The function \[f(x) = x^5 + 6x^4 - 18x^3 - 10x^2 + 45x - 24\] has only four distinct roots, each of which is real. Let the four roots be \(\alpha,\ \beta,\ \gamma,\) and \(\delta,\) in no particular order. Also let \(f'(x)\) denote the first derivative of \(f(x).\) Evaluate \[f'(\alpha)\times f'(\beta)\times f'(\gamma)\times f'(\delta).\]
The function \(f(x)=x^4+ax^3+bx^2+cx+d\) has four positive roots.

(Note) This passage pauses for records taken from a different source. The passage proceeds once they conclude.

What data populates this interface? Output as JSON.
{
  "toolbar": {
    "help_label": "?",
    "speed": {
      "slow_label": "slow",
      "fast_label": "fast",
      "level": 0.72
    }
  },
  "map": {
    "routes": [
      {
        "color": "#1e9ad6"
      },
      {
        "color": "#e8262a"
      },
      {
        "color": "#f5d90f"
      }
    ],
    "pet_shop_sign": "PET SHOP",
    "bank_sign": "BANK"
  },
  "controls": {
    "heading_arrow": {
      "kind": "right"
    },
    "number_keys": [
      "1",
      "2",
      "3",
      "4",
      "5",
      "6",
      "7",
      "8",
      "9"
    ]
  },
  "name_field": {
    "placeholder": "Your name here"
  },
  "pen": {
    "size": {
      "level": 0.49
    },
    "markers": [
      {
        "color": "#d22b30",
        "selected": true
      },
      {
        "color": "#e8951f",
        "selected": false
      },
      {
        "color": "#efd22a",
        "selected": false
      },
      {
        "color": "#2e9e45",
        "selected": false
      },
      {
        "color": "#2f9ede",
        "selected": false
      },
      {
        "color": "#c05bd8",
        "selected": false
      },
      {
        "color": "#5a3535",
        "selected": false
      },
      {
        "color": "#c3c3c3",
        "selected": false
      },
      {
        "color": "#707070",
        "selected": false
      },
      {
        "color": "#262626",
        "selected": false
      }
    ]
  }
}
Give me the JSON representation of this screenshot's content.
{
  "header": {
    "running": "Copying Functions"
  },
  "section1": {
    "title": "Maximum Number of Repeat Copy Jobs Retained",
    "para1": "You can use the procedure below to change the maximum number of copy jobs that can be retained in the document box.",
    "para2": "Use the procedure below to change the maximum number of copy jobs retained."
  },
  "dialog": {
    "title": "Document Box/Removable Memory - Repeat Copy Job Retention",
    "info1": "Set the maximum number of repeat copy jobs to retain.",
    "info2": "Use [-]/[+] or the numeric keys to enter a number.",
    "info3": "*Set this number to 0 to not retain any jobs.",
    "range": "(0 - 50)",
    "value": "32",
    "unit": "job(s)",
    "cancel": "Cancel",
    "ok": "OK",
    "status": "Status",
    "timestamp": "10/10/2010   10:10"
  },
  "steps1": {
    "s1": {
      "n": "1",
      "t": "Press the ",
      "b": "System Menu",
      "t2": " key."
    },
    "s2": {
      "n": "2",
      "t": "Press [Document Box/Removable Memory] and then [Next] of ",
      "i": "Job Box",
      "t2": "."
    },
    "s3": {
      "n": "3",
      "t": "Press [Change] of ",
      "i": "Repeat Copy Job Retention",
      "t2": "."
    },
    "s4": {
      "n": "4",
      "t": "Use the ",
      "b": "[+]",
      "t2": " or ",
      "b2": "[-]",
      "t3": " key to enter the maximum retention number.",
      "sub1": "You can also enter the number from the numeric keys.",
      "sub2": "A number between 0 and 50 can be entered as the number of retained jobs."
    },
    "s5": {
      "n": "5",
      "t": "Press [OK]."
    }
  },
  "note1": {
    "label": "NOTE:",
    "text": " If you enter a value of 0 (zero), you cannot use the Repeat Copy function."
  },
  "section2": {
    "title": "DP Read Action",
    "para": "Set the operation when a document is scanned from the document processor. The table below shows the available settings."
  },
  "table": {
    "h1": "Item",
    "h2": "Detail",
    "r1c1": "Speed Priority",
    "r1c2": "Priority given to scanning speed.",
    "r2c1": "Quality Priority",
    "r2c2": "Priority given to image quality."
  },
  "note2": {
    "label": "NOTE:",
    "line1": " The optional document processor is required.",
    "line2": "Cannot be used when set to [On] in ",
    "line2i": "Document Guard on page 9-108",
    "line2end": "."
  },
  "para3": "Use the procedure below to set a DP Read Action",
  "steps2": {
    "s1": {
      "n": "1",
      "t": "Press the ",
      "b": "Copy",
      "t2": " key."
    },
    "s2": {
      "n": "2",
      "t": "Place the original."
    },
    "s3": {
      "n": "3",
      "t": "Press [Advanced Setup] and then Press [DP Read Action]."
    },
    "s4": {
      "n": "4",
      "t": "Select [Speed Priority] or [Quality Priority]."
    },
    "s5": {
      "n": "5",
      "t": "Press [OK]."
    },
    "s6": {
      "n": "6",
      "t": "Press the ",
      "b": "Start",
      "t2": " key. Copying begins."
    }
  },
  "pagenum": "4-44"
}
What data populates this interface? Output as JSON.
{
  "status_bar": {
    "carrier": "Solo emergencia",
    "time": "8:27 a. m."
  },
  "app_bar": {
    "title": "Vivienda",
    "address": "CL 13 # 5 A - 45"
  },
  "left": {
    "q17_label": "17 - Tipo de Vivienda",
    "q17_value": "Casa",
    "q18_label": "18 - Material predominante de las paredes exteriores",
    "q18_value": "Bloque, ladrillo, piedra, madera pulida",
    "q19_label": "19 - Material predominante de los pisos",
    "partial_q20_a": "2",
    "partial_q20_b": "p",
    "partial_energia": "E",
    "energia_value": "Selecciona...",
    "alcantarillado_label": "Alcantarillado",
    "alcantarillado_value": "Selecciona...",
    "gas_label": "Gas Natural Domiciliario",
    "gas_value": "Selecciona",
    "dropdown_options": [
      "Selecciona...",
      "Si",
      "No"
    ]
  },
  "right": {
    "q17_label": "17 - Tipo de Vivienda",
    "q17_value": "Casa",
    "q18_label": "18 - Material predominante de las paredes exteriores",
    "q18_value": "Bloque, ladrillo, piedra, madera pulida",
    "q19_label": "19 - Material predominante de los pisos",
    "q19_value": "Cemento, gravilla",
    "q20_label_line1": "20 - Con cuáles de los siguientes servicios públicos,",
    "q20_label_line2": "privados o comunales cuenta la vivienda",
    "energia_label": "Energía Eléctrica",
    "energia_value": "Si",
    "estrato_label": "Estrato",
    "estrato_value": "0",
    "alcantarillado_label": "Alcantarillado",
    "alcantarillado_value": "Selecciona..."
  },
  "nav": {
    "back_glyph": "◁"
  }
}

We are also given that \((b-a)(a+b)+(d-c)(c+d)=2(ac-bd).\)
What is the value of \((a+b+c+d)^2?\)
If \(a, b, c \) are real numbers such that \[a^2 + b^2 +2c^2 - 4a+2c -2bc +5 = 0 ,\] then what is the value of \(a+b-c\)?
Let \(f(x) = x^3 + 2x^2 + 3x + 2\) and \(g(x)\) be a polynomial with integer coefficients. When \(f(x)\) is divided by \(g(x)\), it leaves quotient \(q(x)\) and remainder \(r(x)\).
If \(q(x) = r(x) \neq 1\) ,then find \(g(5)\).
\[\large x^6 + x^5 + 2x^4 + 2x^3 + 3x^2 + 3x + 3 \]
How many real roots does the polynomial above have?